Her coming-of-age story is relatable. She and her sister are forced to wear ribbons while they are in South Carolina. They hate them. They have to handwash and iron them every week, and other children make fun of them. They "anchored them to their childhood" (121). All of us want to be "one of the big kids." When she starts school, Woodson reflects the wonder and magic of starting school with a caring teacher, "There is nothing more beautiful than P.S. 106. No one more kind than Ms. Feilder, who meets me at the door each morning, smiles down, and says, 'Now that Jacqueline is here, the day can finally begin'" (158).
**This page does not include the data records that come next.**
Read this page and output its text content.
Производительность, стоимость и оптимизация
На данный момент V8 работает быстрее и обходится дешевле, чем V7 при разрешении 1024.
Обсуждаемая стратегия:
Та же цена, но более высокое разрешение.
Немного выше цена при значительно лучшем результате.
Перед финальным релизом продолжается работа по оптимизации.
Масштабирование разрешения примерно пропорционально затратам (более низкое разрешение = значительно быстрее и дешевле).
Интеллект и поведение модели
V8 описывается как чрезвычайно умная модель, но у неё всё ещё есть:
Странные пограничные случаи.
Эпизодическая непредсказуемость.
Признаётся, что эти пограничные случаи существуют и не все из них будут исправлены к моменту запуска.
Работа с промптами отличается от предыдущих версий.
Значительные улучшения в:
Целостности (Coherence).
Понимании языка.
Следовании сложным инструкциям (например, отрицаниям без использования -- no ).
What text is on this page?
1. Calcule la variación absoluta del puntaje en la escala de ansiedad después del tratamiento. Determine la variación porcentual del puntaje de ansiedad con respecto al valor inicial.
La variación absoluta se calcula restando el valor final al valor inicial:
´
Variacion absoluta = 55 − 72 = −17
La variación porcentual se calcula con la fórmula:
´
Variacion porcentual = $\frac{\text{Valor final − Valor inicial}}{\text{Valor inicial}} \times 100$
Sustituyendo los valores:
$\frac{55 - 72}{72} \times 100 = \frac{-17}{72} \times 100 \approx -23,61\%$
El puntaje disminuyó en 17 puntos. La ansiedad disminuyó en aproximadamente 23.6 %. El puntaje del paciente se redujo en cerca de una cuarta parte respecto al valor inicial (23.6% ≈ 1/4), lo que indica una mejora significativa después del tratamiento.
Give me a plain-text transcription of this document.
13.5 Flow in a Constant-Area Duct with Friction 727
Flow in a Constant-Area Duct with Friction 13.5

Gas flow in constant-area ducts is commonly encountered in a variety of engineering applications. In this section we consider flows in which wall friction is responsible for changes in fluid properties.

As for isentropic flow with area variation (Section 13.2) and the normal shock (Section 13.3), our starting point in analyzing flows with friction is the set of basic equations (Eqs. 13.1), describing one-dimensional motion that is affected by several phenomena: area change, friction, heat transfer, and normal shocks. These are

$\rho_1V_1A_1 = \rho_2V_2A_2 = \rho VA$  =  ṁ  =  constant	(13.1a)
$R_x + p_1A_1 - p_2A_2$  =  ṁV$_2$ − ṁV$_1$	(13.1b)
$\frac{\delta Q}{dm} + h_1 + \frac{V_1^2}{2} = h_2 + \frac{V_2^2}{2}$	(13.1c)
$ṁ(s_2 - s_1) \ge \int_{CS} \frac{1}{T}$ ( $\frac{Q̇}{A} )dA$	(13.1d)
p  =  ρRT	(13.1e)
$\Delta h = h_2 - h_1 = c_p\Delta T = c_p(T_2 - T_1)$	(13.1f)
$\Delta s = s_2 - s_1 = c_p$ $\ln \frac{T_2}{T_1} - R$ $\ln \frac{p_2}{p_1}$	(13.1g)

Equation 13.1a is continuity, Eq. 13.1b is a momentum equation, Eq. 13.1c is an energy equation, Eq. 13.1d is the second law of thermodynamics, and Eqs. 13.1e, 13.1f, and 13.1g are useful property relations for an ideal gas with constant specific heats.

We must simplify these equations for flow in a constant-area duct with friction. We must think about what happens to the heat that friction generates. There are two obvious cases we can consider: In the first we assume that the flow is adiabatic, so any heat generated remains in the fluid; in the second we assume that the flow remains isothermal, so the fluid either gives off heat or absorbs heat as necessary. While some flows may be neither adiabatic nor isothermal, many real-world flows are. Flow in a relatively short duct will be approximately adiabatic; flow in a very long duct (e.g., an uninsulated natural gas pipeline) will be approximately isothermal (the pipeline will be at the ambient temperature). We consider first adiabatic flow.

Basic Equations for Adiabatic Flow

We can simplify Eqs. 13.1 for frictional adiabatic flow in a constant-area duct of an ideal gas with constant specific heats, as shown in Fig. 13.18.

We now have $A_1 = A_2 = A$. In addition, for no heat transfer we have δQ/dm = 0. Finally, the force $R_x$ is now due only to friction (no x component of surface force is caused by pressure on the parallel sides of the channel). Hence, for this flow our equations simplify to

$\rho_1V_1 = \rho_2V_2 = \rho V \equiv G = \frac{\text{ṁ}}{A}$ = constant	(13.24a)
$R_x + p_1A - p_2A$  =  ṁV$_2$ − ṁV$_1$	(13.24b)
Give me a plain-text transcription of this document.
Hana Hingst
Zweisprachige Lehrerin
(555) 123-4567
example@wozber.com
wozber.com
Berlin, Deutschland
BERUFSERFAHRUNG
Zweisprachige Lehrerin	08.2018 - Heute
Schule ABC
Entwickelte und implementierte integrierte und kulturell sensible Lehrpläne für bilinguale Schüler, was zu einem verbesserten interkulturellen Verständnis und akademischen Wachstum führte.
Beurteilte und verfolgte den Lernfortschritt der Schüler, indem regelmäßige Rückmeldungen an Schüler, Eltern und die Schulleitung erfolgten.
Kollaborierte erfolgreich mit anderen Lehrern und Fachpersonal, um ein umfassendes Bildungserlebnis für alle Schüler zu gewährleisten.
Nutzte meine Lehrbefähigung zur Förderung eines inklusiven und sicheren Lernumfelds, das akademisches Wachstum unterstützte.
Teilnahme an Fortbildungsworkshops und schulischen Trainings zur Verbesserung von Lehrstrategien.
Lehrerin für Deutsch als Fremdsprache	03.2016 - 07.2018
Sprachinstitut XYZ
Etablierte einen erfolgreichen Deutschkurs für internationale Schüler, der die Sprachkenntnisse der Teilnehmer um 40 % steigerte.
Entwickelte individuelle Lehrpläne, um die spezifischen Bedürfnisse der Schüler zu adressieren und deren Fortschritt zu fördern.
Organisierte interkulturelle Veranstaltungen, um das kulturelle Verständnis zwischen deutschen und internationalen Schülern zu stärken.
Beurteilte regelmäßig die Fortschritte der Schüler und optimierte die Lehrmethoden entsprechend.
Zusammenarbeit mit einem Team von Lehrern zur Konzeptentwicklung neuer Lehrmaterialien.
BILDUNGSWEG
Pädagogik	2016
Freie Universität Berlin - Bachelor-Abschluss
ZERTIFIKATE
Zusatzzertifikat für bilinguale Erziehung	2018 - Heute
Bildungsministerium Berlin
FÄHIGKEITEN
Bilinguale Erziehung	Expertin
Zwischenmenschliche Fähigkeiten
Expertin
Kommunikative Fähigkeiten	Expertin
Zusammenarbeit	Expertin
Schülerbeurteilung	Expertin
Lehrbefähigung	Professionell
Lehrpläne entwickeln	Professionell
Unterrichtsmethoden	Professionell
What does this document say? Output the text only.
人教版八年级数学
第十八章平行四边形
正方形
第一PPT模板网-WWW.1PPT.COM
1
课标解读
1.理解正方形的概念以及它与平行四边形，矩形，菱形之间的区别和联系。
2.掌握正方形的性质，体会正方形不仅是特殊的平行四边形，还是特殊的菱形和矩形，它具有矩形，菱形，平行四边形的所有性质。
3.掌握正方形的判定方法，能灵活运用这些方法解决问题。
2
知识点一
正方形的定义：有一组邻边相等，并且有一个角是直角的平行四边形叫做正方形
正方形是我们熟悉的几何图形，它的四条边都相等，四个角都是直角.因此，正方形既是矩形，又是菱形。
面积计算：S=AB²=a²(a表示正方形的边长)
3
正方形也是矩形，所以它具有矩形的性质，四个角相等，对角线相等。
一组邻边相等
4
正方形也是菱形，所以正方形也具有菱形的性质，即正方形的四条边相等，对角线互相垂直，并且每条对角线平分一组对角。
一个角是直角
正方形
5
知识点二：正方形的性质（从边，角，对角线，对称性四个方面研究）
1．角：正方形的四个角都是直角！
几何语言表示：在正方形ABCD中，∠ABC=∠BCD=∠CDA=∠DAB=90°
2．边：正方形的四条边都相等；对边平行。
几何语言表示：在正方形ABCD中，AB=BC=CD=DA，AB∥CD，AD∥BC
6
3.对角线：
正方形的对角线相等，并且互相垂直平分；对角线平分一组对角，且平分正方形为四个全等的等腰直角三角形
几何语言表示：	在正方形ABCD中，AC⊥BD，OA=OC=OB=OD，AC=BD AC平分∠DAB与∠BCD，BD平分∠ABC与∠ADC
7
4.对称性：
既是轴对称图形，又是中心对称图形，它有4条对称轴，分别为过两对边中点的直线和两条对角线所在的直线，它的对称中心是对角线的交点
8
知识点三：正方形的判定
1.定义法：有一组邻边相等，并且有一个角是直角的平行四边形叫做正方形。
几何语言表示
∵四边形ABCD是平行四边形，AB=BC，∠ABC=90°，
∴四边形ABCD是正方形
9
I enjoy her occasional internal rhyming amidst her free verse, "The South in my mouth" (183).
Highlighted Poem
Herzel Street on p. 145 is a great example of both Woodson's use of figurative language and her childhood duality. She moves to Herzel Street, a street in Brooklyn, NY where many of her South Carolina relatives lives.
herzel street
And the people from Greenville
brought people from Spartanburg
and Charleston
and all of them talked
like our grandparents talked
and ate what we ate
so they were red dirt and pine trees
they were fireflies in jelly jars
and lemon-chiffon ice cream cones.
They were laughter on hot city nights
hot milk on cold city mornings,
good food and good times
fancy dancing and soul music.
They were family.
The poem is evocative for the city as well as Woodson. This area of Brooklyn is a place where immigrants come together to make their own, unique home, like Woodson herself internalizing her dualities, becoming her own person (without those pesky hair ribbons!).
Use
Students will create a family tree and choose a relative to share stories about their childhood. The student will write a free-verse poem about that story and add it to their tree.